Kematian adalah lautan umur, artinya
bahwa kematian itu menghimpun seluruh umur. Dalam naskah lain disebutkan ‘amal’
bukan ‘umur’, adalah seperti dikatakan orang, bahwa kematian adalah peti amal.
Kubur itu lautan penyesalan, artinya
bahwa di alam kuburlah terjadi berbagai penyesalan seluruhnya.
8. Manisnya Ibadah dalam Empat Perkara
Dari Utsman bin Affan r.a.:
“Saya temui manisnya ibadah dalam empat
hal: Pertama, dalam menunaikan fardu-fardu Allah: Kedua, dalam menjauhi
larangan-larangan Allah, Ketiga, dalam amar makruf dan mencari pahala Allah:
Keempat, dalam nahi mungkar dan memelihara diri dari murka Allah.
Keterangan:
Menurut Utsman r.a., manisnya ibadah
terletak dalam:
Mengerjakan perintah-perintah Allah, baik
yang kecil maupun yang besar. ,
Menjauhi larangan-larangan Allah, baik
yang kecil maupun yang besar.
Memerintah pada yang makruf, yaitu segala
perkara yang dianggap baik oleh syarak.
Melarang dari yang mungkar, yaitu segala
perkara yang tidak diridai Allah swt., baik ucapan maupun perbuatan dan menjaga
kemarahan Allah swt.
9. Empat Perkara yang Lahirnya Fadhilah
dan Batinnya Faridhah
Utsman bin Affan berkata:
“Empat perkara yang lahirnya keutamaan
(fadhilah) dan batinnya kewajiban (faridhah): Bergaul akrab dengan orang-orang
saleh itu fadhilah dan mengikuti jejak mereka adalah kewajiban, membaca
Alqur-an itu keutamaan, sedang melaksanakan isinya adalah kewajiban: ziarah
kubur itu keutamaan, sedang mempersiapkan diri menuju kubur adalah kewajiban:
dan menjenguk orang sakit itu keutamaan, sedang berwasiat di kala sakit adalah
kewajiban.”
Faridhah adalah kewajiban yang harus
dilaksanakan, fadhilah adalah keutamaan-keutamaan yang dilakukan orang-orang
saleh, yaitu orangorang yang mengerjakan hak-hak Allah swt. dan hak-hak
hamba-Nya.

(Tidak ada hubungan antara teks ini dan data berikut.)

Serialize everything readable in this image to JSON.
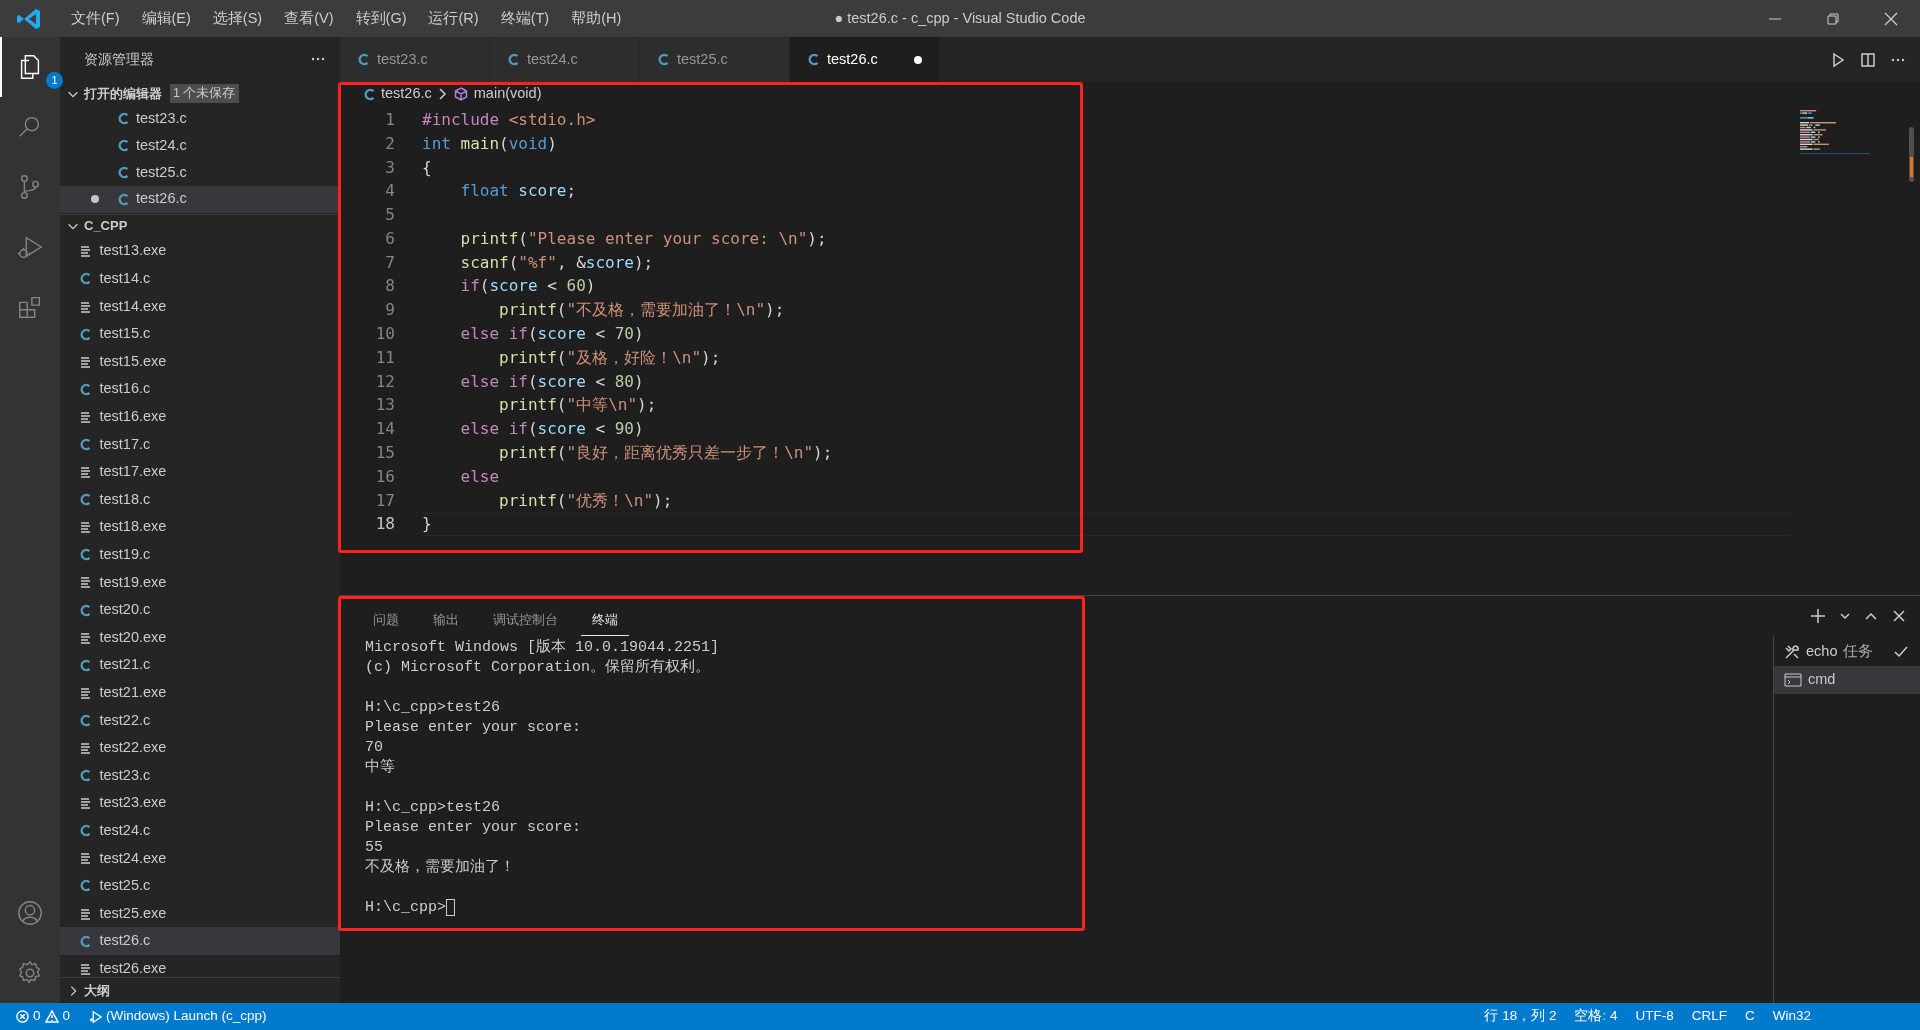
{
  "title_bar": {
    "menus": [
      "文件(F)",
      "编辑(E)",
      "选择(S)",
      "查看(V)",
      "转到(G)",
      "运行(R)",
      "终端(T)",
      "帮助(H)"
    ],
    "title": "● test26.c - c_cpp - Visual Studio Code"
  },
  "activity_bar": [
    {
      "kind": "explorer",
      "selected": true,
      "badge": "1"
    },
    {
      "kind": "search",
      "selected": false
    },
    {
      "kind": "scm",
      "selected": false
    },
    {
      "kind": "debug",
      "selected": false
    },
    {
      "kind": "extensions",
      "selected": false
    },
    {
      "kind": "account",
      "selected": false
    },
    {
      "kind": "settings",
      "selected": false
    }
  ],
  "sidebar": {
    "title": "资源管理器",
    "open_editors": {
      "label": "打开的编辑器",
      "badge": "1 个未保存",
      "expanded": true,
      "items": [
        {
          "name": "test23.c",
          "dirty": false,
          "selected": false
        },
        {
          "name": "test24.c",
          "dirty": false,
          "selected": false
        },
        {
          "name": "test25.c",
          "dirty": false,
          "selected": false
        },
        {
          "name": "test26.c",
          "dirty": true,
          "selected": true
        }
      ]
    },
    "folder": {
      "label": "C_CPP",
      "expanded": true,
      "items": [
        {
          "name": "test13.exe",
          "kind": "exe",
          "selected": false
        },
        {
          "name": "test14.c",
          "kind": "c",
          "selected": false
        },
        {
          "name": "test14.exe",
          "kind": "exe",
          "selected": false
        },
        {
          "name": "test15.c",
          "kind": "c",
          "selected": false
        },
        {
          "name": "test15.exe",
          "kind": "exe",
          "selected": false
        },
        {
          "name": "test16.c",
          "kind": "c",
          "selected": false
        },
        {
          "name": "test16.exe",
          "kind": "exe",
          "selected": false
        },
        {
          "name": "test17.c",
          "kind": "c",
          "selected": false
        },
        {
          "name": "test17.exe",
          "kind": "exe",
          "selected": false
        },
        {
          "name": "test18.c",
          "kind": "c",
          "selected": false
        },
        {
          "name": "test18.exe",
          "kind": "exe",
          "selected": false
        },
        {
          "name": "test19.c",
          "kind": "c",
          "selected": false
        },
        {
          "name": "test19.exe",
          "kind": "exe",
          "selected": false
        },
        {
          "name": "test20.c",
          "kind": "c",
          "selected": false
        },
        {
          "name": "test20.exe",
          "kind": "exe",
          "selected": false
        },
        {
          "name": "test21.c",
          "kind": "c",
          "selected": false
        },
        {
          "name": "test21.exe",
          "kind": "exe",
          "selected": false
        },
        {
          "name": "test22.c",
          "kind": "c",
          "selected": false
        },
        {
          "name": "test22.exe",
          "kind": "exe",
          "selected": false
        },
        {
          "name": "test23.c",
          "kind": "c",
          "selected": false
        },
        {
          "name": "test23.exe",
          "kind": "exe",
          "selected": false
        },
        {
          "name": "test24.c",
          "kind": "c",
          "selected": false
        },
        {
          "name": "test24.exe",
          "kind": "exe",
          "selected": false
        },
        {
          "name": "test25.c",
          "kind": "c",
          "selected": false
        },
        {
          "name": "test25.exe",
          "kind": "exe",
          "selected": false
        },
        {
          "name": "test26.c",
          "kind": "c",
          "selected": true
        },
        {
          "name": "test26.exe",
          "kind": "exe",
          "selected": false
        }
      ]
    },
    "outline": {
      "label": "大纲",
      "expanded": false
    }
  },
  "editor_tabs": [
    {
      "label": "test23.c",
      "selected": false,
      "dirty": false
    },
    {
      "label": "test24.c",
      "selected": false,
      "dirty": false
    },
    {
      "label": "test25.c",
      "selected": false,
      "dirty": false
    },
    {
      "label": "test26.c",
      "selected": true,
      "dirty": true
    }
  ],
  "breadcrumb": {
    "file": "test26.c",
    "symbol": "main(void)"
  },
  "editor": {
    "highlighted": true,
    "lines": [
      {
        "number": "1",
        "current": false,
        "tokens": [
          {
            "kind": "pp",
            "text": "#include"
          },
          {
            "kind": "str",
            "text": " <stdio.h>"
          }
        ]
      },
      {
        "number": "2",
        "current": false,
        "tokens": [
          {
            "kind": "type",
            "text": "int"
          },
          {
            "kind": "func",
            "text": " main"
          },
          {
            "kind": "plain",
            "text": "("
          },
          {
            "kind": "type",
            "text": "void"
          },
          {
            "kind": "plain",
            "text": ")"
          }
        ]
      },
      {
        "number": "3",
        "current": false,
        "tokens": [
          {
            "kind": "plain",
            "text": "{"
          }
        ]
      },
      {
        "number": "4",
        "current": false,
        "tokens": [
          {
            "kind": "type",
            "text": "    float"
          },
          {
            "kind": "var",
            "text": " score"
          },
          {
            "kind": "plain",
            "text": ";"
          }
        ]
      },
      {
        "number": "5",
        "current": false
      },
      {
        "number": "6",
        "current": false,
        "tokens": [
          {
            "kind": "func",
            "text": "    printf"
          },
          {
            "kind": "plain",
            "text": "("
          },
          {
            "kind": "str",
            "text": "\"Please enter your score: \\n\""
          },
          {
            "kind": "plain",
            "text": ");"
          }
        ]
      },
      {
        "number": "7",
        "current": false,
        "tokens": [
          {
            "kind": "func",
            "text": "    scanf"
          },
          {
            "kind": "plain",
            "text": "("
          },
          {
            "kind": "str",
            "text": "\"%f\""
          },
          {
            "kind": "plain",
            "text": ", &"
          },
          {
            "kind": "var",
            "text": "score"
          },
          {
            "kind": "plain",
            "text": ");"
          }
        ]
      },
      {
        "number": "8",
        "current": false,
        "tokens": [
          {
            "kind": "ctrl",
            "text": "    if"
          },
          {
            "kind": "plain",
            "text": "("
          },
          {
            "kind": "var",
            "text": "score"
          },
          {
            "kind": "plain",
            "text": " < "
          },
          {
            "kind": "num",
            "text": "60"
          },
          {
            "kind": "plain",
            "text": ")"
          }
        ]
      },
      {
        "number": "9",
        "current": false,
        "tokens": [
          {
            "kind": "func",
            "text": "        printf"
          },
          {
            "kind": "plain",
            "text": "("
          },
          {
            "kind": "str",
            "text": "\"不及格，需要加油了！\\n\""
          },
          {
            "kind": "plain",
            "text": ");"
          }
        ]
      },
      {
        "number": "10",
        "current": false,
        "tokens": [
          {
            "kind": "ctrl",
            "text": "    else if"
          },
          {
            "kind": "plain",
            "text": "("
          },
          {
            "kind": "var",
            "text": "score"
          },
          {
            "kind": "plain",
            "text": " < "
          },
          {
            "kind": "num",
            "text": "70"
          },
          {
            "kind": "plain",
            "text": ")"
          }
        ]
      },
      {
        "number": "11",
        "current": false,
        "tokens": [
          {
            "kind": "func",
            "text": "        printf"
          },
          {
            "kind": "plain",
            "text": "("
          },
          {
            "kind": "str",
            "text": "\"及格，好险！\\n\""
          },
          {
            "kind": "plain",
            "text": ");"
          }
        ]
      },
      {
        "number": "12",
        "current": false,
        "tokens": [
          {
            "kind": "ctrl",
            "text": "    else if"
          },
          {
            "kind": "plain",
            "text": "("
          },
          {
            "kind": "var",
            "text": "score"
          },
          {
            "kind": "plain",
            "text": " < "
          },
          {
            "kind": "num",
            "text": "80"
          },
          {
            "kind": "plain",
            "text": ")"
          }
        ]
      },
      {
        "number": "13",
        "current": false,
        "tokens": [
          {
            "kind": "func",
            "text": "        printf"
          },
          {
            "kind": "plain",
            "text": "("
          },
          {
            "kind": "str",
            "text": "\"中等\\n\""
          },
          {
            "kind": "plain",
            "text": ");"
          }
        ]
      },
      {
        "number": "14",
        "current": false,
        "tokens": [
          {
            "kind": "ctrl",
            "text": "    else if"
          },
          {
            "kind": "plain",
            "text": "("
          },
          {
            "kind": "var",
            "text": "score"
          },
          {
            "kind": "plain",
            "text": " < "
          },
          {
            "kind": "num",
            "text": "90"
          },
          {
            "kind": "plain",
            "text": ")"
          }
        ]
      },
      {
        "number": "15",
        "current": false,
        "tokens": [
          {
            "kind": "func",
            "text": "        printf"
          },
          {
            "kind": "plain",
            "text": "("
          },
          {
            "kind": "str",
            "text": "\"良好，距离优秀只差一步了！\\n\""
          },
          {
            "kind": "plain",
            "text": ");"
          }
        ]
      },
      {
        "number": "16",
        "current": false,
        "tokens": [
          {
            "kind": "ctrl",
            "text": "    else"
          }
        ]
      },
      {
        "number": "17",
        "current": false,
        "tokens": [
          {
            "kind": "func",
            "text": "        printf"
          },
          {
            "kind": "plain",
            "text": "("
          },
          {
            "kind": "str",
            "text": "\"优秀！\\n\""
          },
          {
            "kind": "plain",
            "text": ");"
          }
        ]
      },
      {
        "number": "18",
        "current": true,
        "tokens": [
          {
            "kind": "plain",
            "text": "}"
          }
        ]
      }
    ]
  },
  "panel": {
    "highlighted": true,
    "tabs": [
      {
        "label": "问题",
        "selected": false
      },
      {
        "label": "输出",
        "selected": false
      },
      {
        "label": "调试控制台",
        "selected": false
      },
      {
        "label": "终端",
        "selected": true
      }
    ],
    "terminal_blocks": [
      [
        "Microsoft Windows [版本 10.0.19044.2251]",
        "(c) Microsoft Corporation。保留所有权利。"
      ],
      [
        "H:\\c_cpp>test26",
        "Please enter your score:",
        "70",
        "中等"
      ],
      [
        "H:\\c_cpp>test26",
        "Please enter your score:",
        "55",
        "不及格，需要加油了！"
      ],
      [
        "H:\\c_cpp>"
      ]
    ],
    "instances": [
      {
        "kind": "task",
        "label": "echo",
        "detail": "任务",
        "selected": false
      },
      {
        "kind": "cmd",
        "label": "cmd",
        "selected": true
      }
    ]
  },
  "status_bar": {
    "errors": "0",
    "warnings": "0",
    "launch": "(Windows) Launch (c_cpp)",
    "right": [
      "行 18，列 2",
      "空格: 4",
      "UTF-8",
      "CRLF",
      "C",
      "Win32"
    ]
  }
}
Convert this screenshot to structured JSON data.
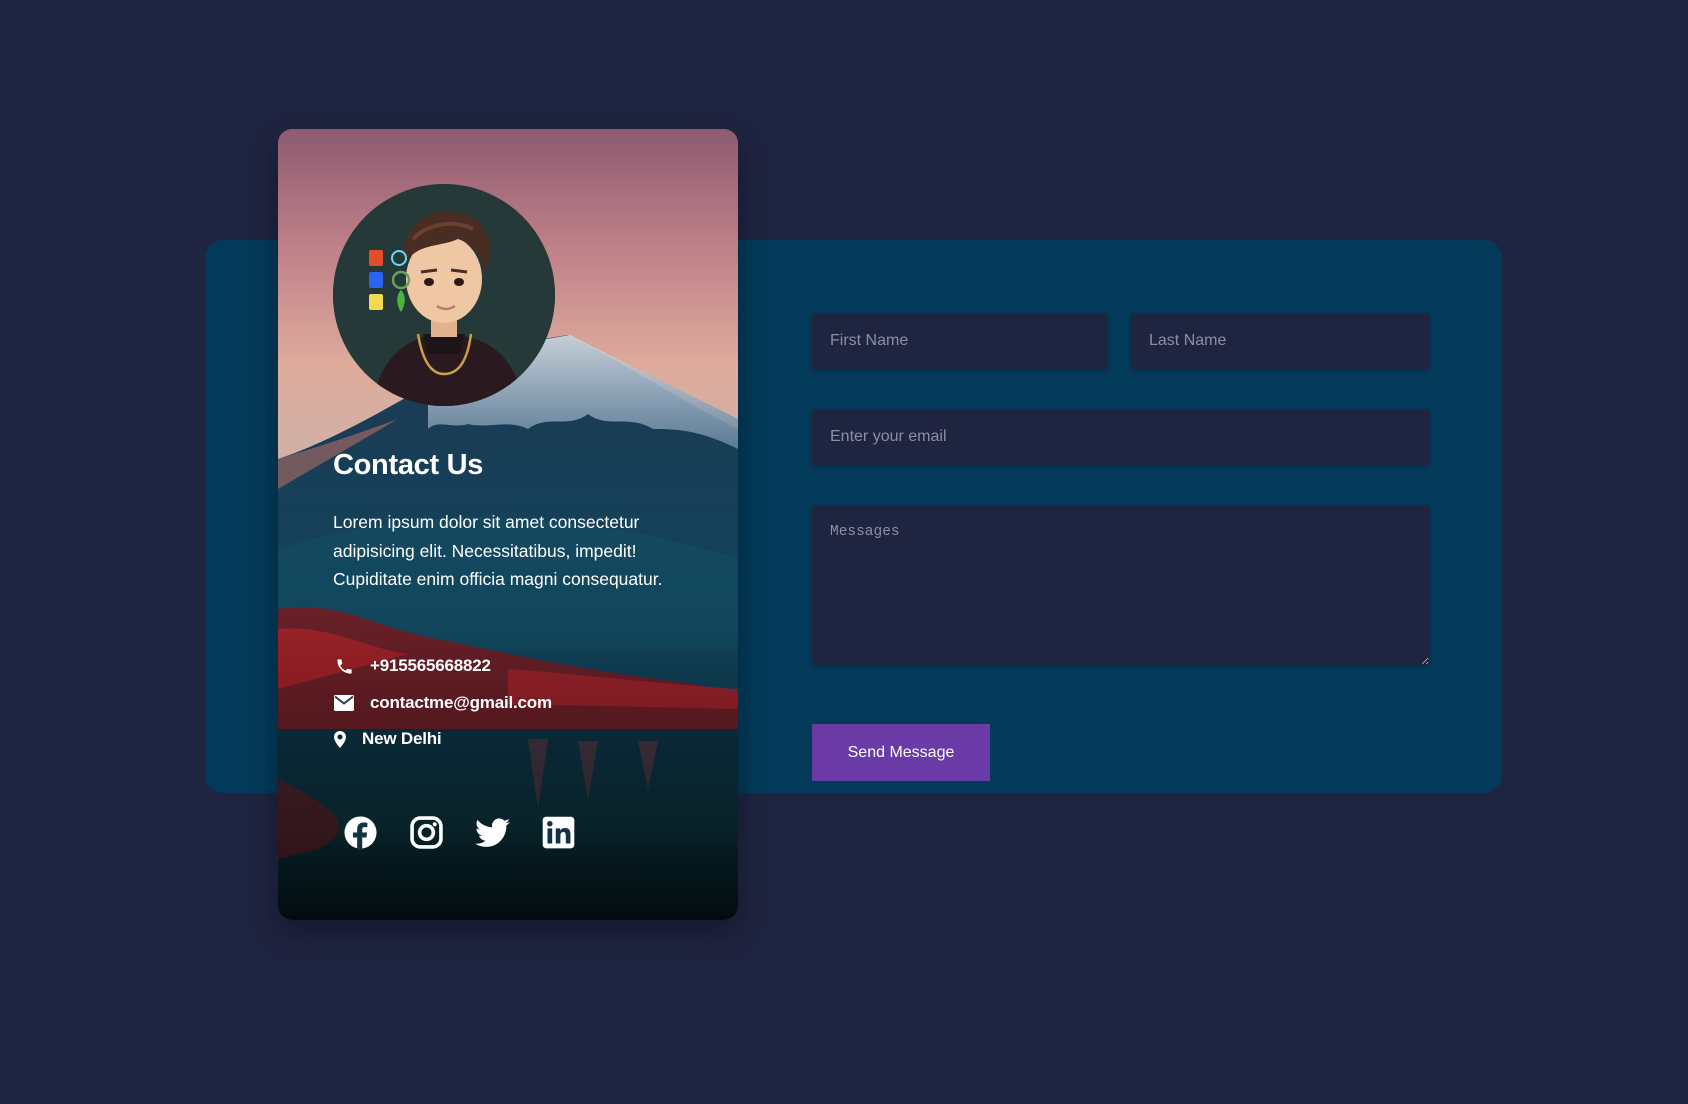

Bergaul dengan mereka adalah fadhilah, sedangkan mengikuti segala
perbuatan mereka adalah faridhah. Alqur-an adalah firman Allah swt. yang
diwahyukan kepada Rasulullah saw. Membacanya adalah fadhilah, sedangkan
mengamalkannya adalah faridhah. Mempersiapkan bekal untuk di sana, maksudnya
persiapan dalam kubur dengan mengerjakan amal yang saleh termasuk faridhah.
Ziarah artinya berkunjung ke kuburan mengingatkan kita akan maut dan akhirat.
Disunahkan melihat kuburankuburan yang tidak diketahui penghuninya, sekalipun
kuburan-kuburan orang kafir, untuk berdoa atau bertabaruk (memohon berkah
kepada Allah), berkunjung ke kuburan adalah termasuk fadhilah, mengunjungi
orang sakit adalah fadhilah, sedangkan membuat wasiat adalah faridhah.
Tentang wasiat menjelang kematian, Nabi
saw. bersabda:
“Orang yang dihalangi dari kebajikan,
ialah orang yang enggan mengeluarkan wasiat.”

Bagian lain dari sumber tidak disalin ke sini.